I logged back in and tried `portupgrade -can` again and now I get the message:


```
[missing key: virtual_categories] [Updating the portsdb <format:bdb_btree> in /usr/ports ... - 0 port entries found /usr/ports/INDEX-13:1:Port info line must consist of 13 fields.
 ..... done]
missing key: virtual_categories: Cannot read the portsdb!
database file error
```

If I do a `pkg info` everything is there, but I guess the database is hosed?  What do you suggest?

Also, unless there is no other option, please don't suggest "just use poudriere it's super easy!".  I have tried numerous times to switch and I can't make heads nor tails of the process. Maybe I am just thinking about things incorrectly, but I've found the startup procedure unfathomable, no matter how many "get started in 37 easy steps!" tutorials I've seen.


----------



## zirias@ (Jul 7, 2022)

Try `make fetchindex` (or `make index` to generate it locally) in /usr/ports.

Note this index functionality is partially broken (IIRC since introduction of port flavors). A tool relying on it seems a bit fishy nowadays.



noodlefling said:


> please don't suggest "just use poudriere it's super easy!". I have tried numerous times to switch and I can't make heads nor tails of the process.


I actually have a hard time to imagine what could be the problem? poudriere comes with a config that works. All you need to do in preparation is create a jail with poudriere-jail(8), create a ports tree with poudriere-ports(8), and probably create a simple list of ports you want to build.

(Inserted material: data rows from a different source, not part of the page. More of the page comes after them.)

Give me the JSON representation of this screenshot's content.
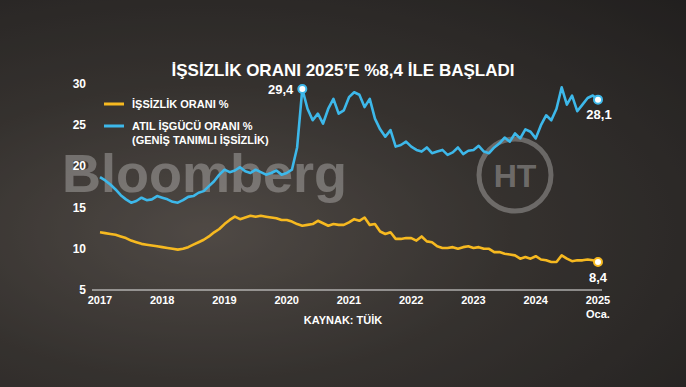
{
  "chart_data": {
    "type": "line",
    "title": "İŞSİZLİK ORANI 2025’E %8,4 İLE BAŞLADI",
    "source": "KAYNAK: TÜİK",
    "watermark": "Bloomberg",
    "logo": "HT",
    "legend": "top-left",
    "grid": false,
    "categories": [
      "2017",
      null,
      null,
      null,
      null,
      null,
      null,
      null,
      null,
      null,
      null,
      null,
      "2018",
      null,
      null,
      null,
      null,
      null,
      null,
      null,
      null,
      null,
      null,
      null,
      "2019",
      null,
      null,
      null,
      null,
      null,
      null,
      null,
      null,
      null,
      null,
      null,
      "2020",
      null,
      null,
      null,
      null,
      null,
      null,
      null,
      null,
      null,
      null,
      null,
      "2021",
      null,
      null,
      null,
      null,
      null,
      null,
      null,
      null,
      null,
      null,
      null,
      "2022",
      null,
      null,
      null,
      null,
      null,
      null,
      null,
      null,
      null,
      null,
      null,
      "2023",
      null,
      null,
      null,
      null,
      null,
      null,
      null,
      null,
      null,
      null,
      null,
      "2024",
      null,
      null,
      null,
      null,
      null,
      null,
      null,
      null,
      null,
      null,
      null,
      "2025 Oca."
    ],
    "ylim": [
      5,
      30
    ],
    "yticks": [
      5,
      10,
      15,
      20,
      25,
      30
    ],
    "series": [
      {
        "name": "İŞSİZLİK ORANI %",
        "color": "#f6b920",
        "values": [
          12.0,
          11.9,
          11.8,
          11.7,
          11.5,
          11.3,
          11.0,
          10.8,
          10.6,
          10.5,
          10.4,
          10.3,
          10.2,
          10.1,
          10.0,
          9.9,
          10.0,
          10.2,
          10.5,
          10.8,
          11.1,
          11.5,
          12.0,
          12.4,
          13.0,
          13.5,
          13.9,
          13.6,
          13.8,
          14.0,
          13.9,
          14.0,
          13.9,
          13.8,
          13.7,
          13.5,
          13.5,
          13.3,
          13.0,
          12.8,
          12.9,
          13.0,
          13.4,
          13.1,
          12.8,
          13.0,
          12.9,
          12.9,
          13.2,
          13.6,
          13.4,
          13.8,
          12.9,
          13.0,
          12.1,
          11.8,
          12.0,
          11.2,
          11.2,
          11.3,
          11.3,
          11.0,
          11.5,
          10.9,
          10.8,
          10.3,
          10.1,
          10.1,
          10.2,
          10.0,
          10.2,
          10.3,
          10.1,
          10.2,
          10.0,
          10.0,
          9.6,
          9.6,
          9.4,
          9.3,
          9.2,
          8.8,
          9.0,
          8.8,
          9.1,
          8.7,
          8.6,
          8.4,
          8.4,
          9.2,
          8.8,
          8.5,
          8.6,
          8.6,
          8.7,
          8.6,
          8.4
        ]
      },
      {
        "name": "ATIL İŞGÜCÜ ORANI %\n(GENİŞ TANIMLI İŞSİZLİK)",
        "color": "#3db8ea",
        "values": [
          18.7,
          18.3,
          17.8,
          17.2,
          16.5,
          16.0,
          15.6,
          15.8,
          16.2,
          15.9,
          16.0,
          16.4,
          16.2,
          16.0,
          15.7,
          15.6,
          15.9,
          16.3,
          16.4,
          16.8,
          17.0,
          17.6,
          18.2,
          19.0,
          19.6,
          19.3,
          19.5,
          19.9,
          19.4,
          19.2,
          19.6,
          19.3,
          19.0,
          19.2,
          19.5,
          19.0,
          19.2,
          19.6,
          22.3,
          29.4,
          27.0,
          25.6,
          26.4,
          25.2,
          27.0,
          28.2,
          26.4,
          26.8,
          28.4,
          29.0,
          28.7,
          27.2,
          28.2,
          25.8,
          24.5,
          23.6,
          24.4,
          22.4,
          22.6,
          23.0,
          22.4,
          22.0,
          21.8,
          22.3,
          21.6,
          21.8,
          22.0,
          21.4,
          21.7,
          22.3,
          21.5,
          21.9,
          22.0,
          22.5,
          21.8,
          21.6,
          22.3,
          22.8,
          23.5,
          23.0,
          24.0,
          23.4,
          24.5,
          24.2,
          23.4,
          25.0,
          26.2,
          25.6,
          27.0,
          29.6,
          27.5,
          28.6,
          26.7,
          27.5,
          28.3,
          28.6,
          28.1
        ]
      }
    ],
    "annotations": [
      {
        "text": "29,4",
        "series": 1,
        "index": 39
      },
      {
        "text": "28,1",
        "series": 1,
        "index": 96
      },
      {
        "text": "8,4",
        "series": 0,
        "index": 96
      }
    ]
  }
}
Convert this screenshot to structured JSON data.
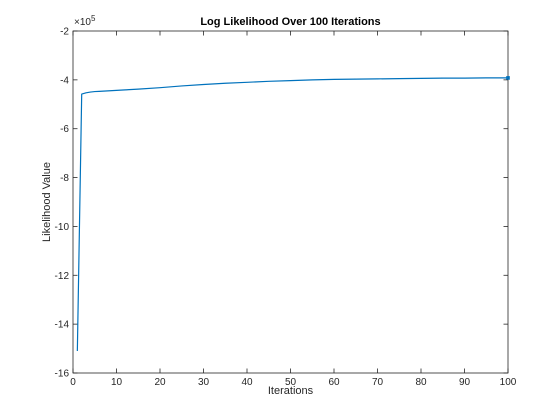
{
  "chart_data": {
    "type": "line",
    "title": "Log Likelihood Over 100 Iterations",
    "xlabel": "Iterations",
    "ylabel": "Likelihood Value",
    "y_multiplier": "×10",
    "y_multiplier_exponent": "5",
    "xlim": [
      0,
      100
    ],
    "ylim": [
      -16,
      -2
    ],
    "x_ticks": [
      0,
      10,
      20,
      30,
      40,
      50,
      60,
      70,
      80,
      90,
      100
    ],
    "y_ticks": [
      -16,
      -14,
      -12,
      -10,
      -8,
      -6,
      -4,
      -2
    ],
    "grid": false,
    "line_color": "#0072BD",
    "series": [
      {
        "x": [
          1,
          2,
          3,
          4,
          5,
          6,
          8,
          10,
          12,
          15,
          20,
          25,
          30,
          35,
          40,
          45,
          50,
          55,
          60,
          65,
          70,
          75,
          80,
          85,
          90,
          95,
          100
        ],
        "values": [
          -15.1,
          -4.58,
          -4.53,
          -4.5,
          -4.48,
          -4.47,
          -4.45,
          -4.43,
          -4.41,
          -4.38,
          -4.32,
          -4.25,
          -4.19,
          -4.14,
          -4.1,
          -4.06,
          -4.03,
          -4.0,
          -3.98,
          -3.97,
          -3.96,
          -3.95,
          -3.94,
          -3.93,
          -3.93,
          -3.92,
          -3.92
        ]
      }
    ]
  }
}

Then just run poudriere-bulk(8) to do the build.


----------



## bakul (Jul 7, 2022)

Just use packages.


----------



## noodlefling (Jul 7, 2022)

Sometimes I need a nonstandard config.

I don't understand how any of this poudriere stuff applies to what I know about installing ports.  poudriere seems to be about setting up bundles of packages for use on multiple systems?  And immediately the tutorials start talking about ZFS (which I'm not using) and jails (which I don't understand in this context), and nothing ever gets to the point where I can type in `<somecommand> <portname>` and have it pull down that thing plus anything it might need to run properly.

Are there any tutorials out there that explain the premise pragmatically?  I have seen ones that talk in generalities, but those are no more helpful.  A tutorial which explains how someone who understands things through the lens of ports would be extremely helpful.

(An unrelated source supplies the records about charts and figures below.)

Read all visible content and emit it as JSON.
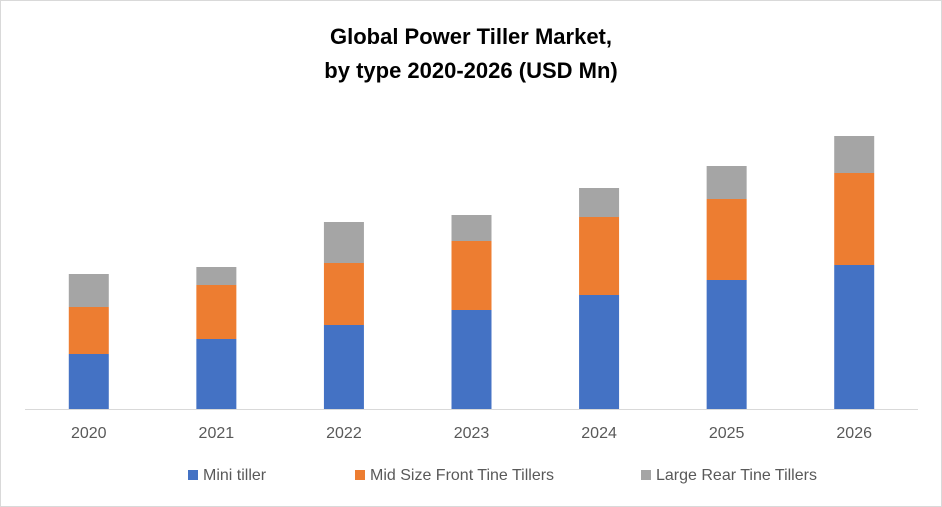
{
  "chart_data": {
    "type": "stacked-bar",
    "title": [
      "Global Power Tiller Market,",
      "by type 2020-2026 (USD Mn)"
    ],
    "categories": [
      "2020",
      "2021",
      "2022",
      "2023",
      "2024",
      "2025",
      "2026"
    ],
    "series": [
      {
        "name": "Mini tiller",
        "color": "#4472c4",
        "values": [
          55,
          70,
          84,
          99,
          114,
          129,
          144
        ]
      },
      {
        "name": "Mid Size Front Tine Tillers",
        "color": "#ed7d31",
        "values": [
          47,
          54,
          62,
          69,
          78,
          81,
          92
        ]
      },
      {
        "name": "Large Rear Tine Tillers",
        "color": "#a5a5a5",
        "values": [
          33,
          18,
          41,
          26,
          29,
          33,
          37
        ]
      }
    ],
    "ylim": [
      0,
      300
    ]
  }
}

Don't get me wrong, I understand that `portupgrade` is broken and a nightmare to use and frequently leads to dead ends and Catch-22 situations, but it also does eventually work if you bang your head against the wall long enough.

I'd love to use packages and have system updates take an hour instead of days. But I need something that will load all the necessary prerequisites and allow me to keep things updated with `portsnap`.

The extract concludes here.